How much does the interest rate really matter?

Even difference of 1% can add up to tens of thousands of dollars over the life of a loan. Consider: On a $300,000 30-year fixed rate mortgage with a 3% vs. a 4% APR, you’d end up paying more than $60,000 more for the mortgage at the higher rate.  Here’sa MarketWatch Picks guide on whether or not you should buy points to lower your mortgage interest rate.

Is now a good time to buy a home?

The housing market has gone through a lot of changes in the last year and a half so Holden Lewis, home and mortgage expert at NerdWallet, says: “It’s best not to try to time the market. If you wait on the expectation that prices will fall in a year or two, you might be disappointed.” Instead, “buy now if you’re sure you’re ready and you can afford a home … it’s a highly personal question without a one-size-fits-all answer,” says Lewis.

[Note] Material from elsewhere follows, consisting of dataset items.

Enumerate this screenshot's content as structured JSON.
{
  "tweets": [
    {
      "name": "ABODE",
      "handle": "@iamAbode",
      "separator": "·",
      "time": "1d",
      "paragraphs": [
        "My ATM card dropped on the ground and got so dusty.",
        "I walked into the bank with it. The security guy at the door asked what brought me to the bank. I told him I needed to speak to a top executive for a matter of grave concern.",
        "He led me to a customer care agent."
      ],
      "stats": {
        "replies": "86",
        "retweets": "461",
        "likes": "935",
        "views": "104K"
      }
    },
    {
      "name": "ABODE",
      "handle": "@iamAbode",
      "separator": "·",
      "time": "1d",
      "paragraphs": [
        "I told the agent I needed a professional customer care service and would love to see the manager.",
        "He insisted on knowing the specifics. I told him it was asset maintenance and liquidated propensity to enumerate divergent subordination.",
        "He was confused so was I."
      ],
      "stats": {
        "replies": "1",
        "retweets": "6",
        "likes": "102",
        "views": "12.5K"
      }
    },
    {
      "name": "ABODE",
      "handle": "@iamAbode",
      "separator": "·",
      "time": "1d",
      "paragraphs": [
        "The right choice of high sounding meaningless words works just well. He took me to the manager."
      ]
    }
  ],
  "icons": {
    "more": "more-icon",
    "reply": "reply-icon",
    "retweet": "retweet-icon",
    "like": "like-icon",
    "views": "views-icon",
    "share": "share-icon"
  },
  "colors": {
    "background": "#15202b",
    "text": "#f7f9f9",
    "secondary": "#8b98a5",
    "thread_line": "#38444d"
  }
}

And Denny Ceizyk, LendingTree’s senior staff writer for mortgage, recently told MarketWatch Picks that the decision of whether to buy now depends on whether you’re financially prepared for homeownership and how long you plan to live in the home you’re buying, because even if home prices dip, they generally recover in the long run. “While home prices are rising, interest rates remain [near] 60-year lows, making it much more affordable to buy higher-priced homes,” says Ceizyk. But others disagree: Nicole Bachaud, economic data analyst at Zillow, recently told us: “The market today is very competitive and bidding wars are common in many areas of the country. With inventory trending up, waiting to buy could mean a more balanced market between buyers and sellers.” 

That said, if you’re ready to buy and stay long term, these may be some of the best mortgage rates you’ll get. But be sure to shop around to get the best rates, and find a home you can afford without too much stress on your budget. It’s also important to consider other costs like closing costs (these tend to run roughly 2-5% of the cost of the loan), insurance and property taxes.